ある日、エルカレがAIについての活動をセンター外でしているときに彼らから接触があった。
「こんにちは、エルカレ様」
エルカレが接触したのは、たくさんある人造人間崇拝派のうちのひとつのグループのリーダー。前髪が長い男だ。
「こんにちは。ここじゃなんだし、場所を移そうか」
エルカレが密かに防諜対策を施してあった密室へと2人だけで移る。国公党の間諜には嘘の情報しか流れないという仕組みになっている。
「しかし素晴らしいです、エルカレ様。この動物のロボットひとつひとつがまるで生きている動物のよう……。やはりあなた方は神の地位を替わるに相応しい」
エルカレに付きまとう動物型ロボット、通称”妖精さん”を前髪の長い男が称賛するがエルカレは流す。
「今はそんなことを話しに来たわけじゃないの。あなた方は私たちのことをそういう風に言ってくれるけど、万能ってわけじゃないわ。今も、ティオルシア国の法律に縛られていて自由がないのよ」
「わかっています、エルカレ様。それでもあなたが介護施設の騒動を鎮めた姿はあまりにも神々しかった。……なればこそ、その神の御業を手助けするのが私たちの務め。あなた方に仕える神官の務めです」
(神官だと? 言ってくれるな、こいつは)
まだ認めてすらいないのに勝手に人造人間達の配下になったつもりでいる崇拝派の考え方が傲慢過ぎてエルカレには滑稽だった。———だが、崇拝派は活動エネルギーだけは凄い。エルカレとしては、そのエネルギーを利用しない手はない。

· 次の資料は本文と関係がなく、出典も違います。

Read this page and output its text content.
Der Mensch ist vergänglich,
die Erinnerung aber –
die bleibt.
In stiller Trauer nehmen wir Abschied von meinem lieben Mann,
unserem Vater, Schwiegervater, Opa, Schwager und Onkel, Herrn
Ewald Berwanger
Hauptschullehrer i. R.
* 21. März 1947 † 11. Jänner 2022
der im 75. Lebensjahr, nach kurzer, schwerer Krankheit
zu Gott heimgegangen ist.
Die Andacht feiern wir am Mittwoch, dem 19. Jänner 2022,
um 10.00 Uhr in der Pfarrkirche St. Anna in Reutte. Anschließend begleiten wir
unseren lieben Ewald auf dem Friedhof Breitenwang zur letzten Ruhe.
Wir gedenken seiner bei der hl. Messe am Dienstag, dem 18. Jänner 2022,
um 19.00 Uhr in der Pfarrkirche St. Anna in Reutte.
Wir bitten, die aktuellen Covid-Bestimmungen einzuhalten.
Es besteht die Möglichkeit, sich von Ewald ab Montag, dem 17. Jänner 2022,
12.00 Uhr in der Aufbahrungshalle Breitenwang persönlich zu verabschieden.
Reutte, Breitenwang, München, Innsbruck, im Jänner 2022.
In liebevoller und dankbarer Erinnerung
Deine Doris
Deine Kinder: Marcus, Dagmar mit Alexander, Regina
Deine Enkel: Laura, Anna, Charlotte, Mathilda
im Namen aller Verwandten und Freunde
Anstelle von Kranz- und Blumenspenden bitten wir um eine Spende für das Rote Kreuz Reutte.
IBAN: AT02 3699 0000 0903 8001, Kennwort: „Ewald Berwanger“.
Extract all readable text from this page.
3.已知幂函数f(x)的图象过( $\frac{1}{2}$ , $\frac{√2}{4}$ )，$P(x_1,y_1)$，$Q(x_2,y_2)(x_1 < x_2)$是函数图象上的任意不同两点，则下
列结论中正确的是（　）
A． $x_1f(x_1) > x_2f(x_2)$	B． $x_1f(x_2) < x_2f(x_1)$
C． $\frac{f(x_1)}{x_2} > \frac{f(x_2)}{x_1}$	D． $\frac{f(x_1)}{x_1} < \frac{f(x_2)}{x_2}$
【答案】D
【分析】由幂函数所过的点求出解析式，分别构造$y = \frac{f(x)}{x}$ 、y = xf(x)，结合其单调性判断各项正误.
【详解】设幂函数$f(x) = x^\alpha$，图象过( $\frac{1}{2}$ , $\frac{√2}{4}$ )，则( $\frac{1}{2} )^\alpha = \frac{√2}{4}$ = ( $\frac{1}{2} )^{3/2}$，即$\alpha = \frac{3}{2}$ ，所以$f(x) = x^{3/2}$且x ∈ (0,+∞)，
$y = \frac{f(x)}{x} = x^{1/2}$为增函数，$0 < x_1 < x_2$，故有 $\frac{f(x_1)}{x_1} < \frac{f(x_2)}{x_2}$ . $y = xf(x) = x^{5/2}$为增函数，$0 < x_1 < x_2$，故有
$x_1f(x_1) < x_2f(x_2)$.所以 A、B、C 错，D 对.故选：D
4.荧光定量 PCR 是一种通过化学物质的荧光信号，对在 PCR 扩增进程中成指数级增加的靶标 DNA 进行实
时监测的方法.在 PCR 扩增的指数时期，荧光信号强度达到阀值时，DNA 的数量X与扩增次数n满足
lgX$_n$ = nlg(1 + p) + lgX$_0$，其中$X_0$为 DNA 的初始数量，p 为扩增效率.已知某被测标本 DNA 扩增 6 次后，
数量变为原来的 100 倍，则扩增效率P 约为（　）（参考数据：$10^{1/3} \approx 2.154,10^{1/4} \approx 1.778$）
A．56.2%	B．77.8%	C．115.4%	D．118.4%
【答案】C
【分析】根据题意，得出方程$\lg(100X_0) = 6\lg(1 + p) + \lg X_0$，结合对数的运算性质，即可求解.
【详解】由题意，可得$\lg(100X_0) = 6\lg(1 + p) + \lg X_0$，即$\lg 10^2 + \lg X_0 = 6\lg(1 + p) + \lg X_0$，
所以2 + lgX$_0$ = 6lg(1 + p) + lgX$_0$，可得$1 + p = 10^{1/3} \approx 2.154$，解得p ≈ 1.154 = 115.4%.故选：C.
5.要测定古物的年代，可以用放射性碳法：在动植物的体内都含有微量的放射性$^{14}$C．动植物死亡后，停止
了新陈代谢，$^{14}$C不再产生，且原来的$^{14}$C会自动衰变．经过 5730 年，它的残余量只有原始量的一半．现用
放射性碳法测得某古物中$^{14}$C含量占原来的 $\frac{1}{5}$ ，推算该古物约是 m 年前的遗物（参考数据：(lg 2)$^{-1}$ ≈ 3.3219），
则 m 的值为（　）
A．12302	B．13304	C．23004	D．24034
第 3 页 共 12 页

「ねぇ、あなた方がわたしたちの神官なのだというのならば人造人間のことをもっと宣伝して頂戴。それから、他では絶対に言ってはいけないことだけど」
エルカレが前髪の長い男に耳打ちする。
「国公党は、神を自らの手下に貶めんとする傲慢さをもった屑の集まりだ」
それを聞いた前髪の長い男は、ゆっくり頷いて姿勢を正す。
「そうか……。と言うことは、人造人間09号のアイコク様は訳あって彼らに操られていると……」
察しの良い男はそこまで事情を理解し、ふるふると怒りに燃える。
「かつての与党としての歴史が長い政党だ、一筋縄ではいかぬのでしょうな。しかし、その地位から彼らを引きずり下ろさねばならないことには変わりないのでしょうな」
「ええ。今は野党とはいえ、国公党が主導権を握ってしまうとまずいわ。今の野党第一党の地位から落とさないといけないわ」
「分かりました。ですが、人造人間の人権の獲得に消極的な与党の興国党はどうします? 一緒に下ろしてやったほうがいいのでは?」
「やめて。私たち人造人間を作ってくれたのは彼らだし、世論がもっと人造人間を許容するようになれば自ずと人権を保証してくれるようになるわ。興国党は味方よ」
「分かりました。国公党だけですね。では、人造人間様に無礼を働きし逆賊に神の裁きのあらんことを」
そこで話は終わり、まず前髪の長い男が部屋を出る。エルカレは壁に仕掛けてあった防諜用の細工を妖精さんに取ってもらい、部屋を後にする。
【五女ジルカレの場合】
一方、ジルカレは大統領府の内部の、あらゆる諜報も及ばないセキリュティの部屋で大統領アル・カークマンと話をしている。ジルカレから驚愕の提案を受けたアル・カークマンが冷や汗を流す。
「そっ、その情報を流すつもりか……ジルカレ!!」
対するジルカレは、怒りをたたえた熱い目線でアル・カークマンを見る。
「人造人間を作ったのは興国党、あなた方だ。なればこそ、あなた方も腹をくくらなきゃならない。これは【兄妹たち】の罪であり、人造人間の命を作ったあなた方の罪でもあるのだから」
「くっ……。お前たちの計算ではそれ以外に道が無いと言いたいのか? ジルカレ」
ふるふると震えるアル・カークマン。ジルカレは、興国党の支持が揺らぎかねない衝撃的な提案をしたのだ。その提案はまた、人造人間たちの立ち位置をも危うくするものだった。
「そうです。禍根を断たねば、問題は積み重なります。それが私たちとあなた方の抜けない楔になる前に、大出血をしてでも抜こうという提案なのです。大出血して生き残れるかどうかに賭けるか、楔が抜けなくなって永遠に苦しみしかない世界に突入するか。ふたつにひとつです、大統領」
力強い言葉でジルカレが言い放つ。アル・カークマンはおでこに汗をかき、ハンカチで拭き取る。
「まったく。【長男】ファストに似てきたな、ジルカレ……。我が娘ネガステルは大変な傑物と友達になったのだな」
「はい。ネガステルちゃんと一緒にいる時間はとても楽しいです。では、ご決断を、大統領」
ジルカレが大統領に決断を迫り、大統領が限界まで悩み抜く。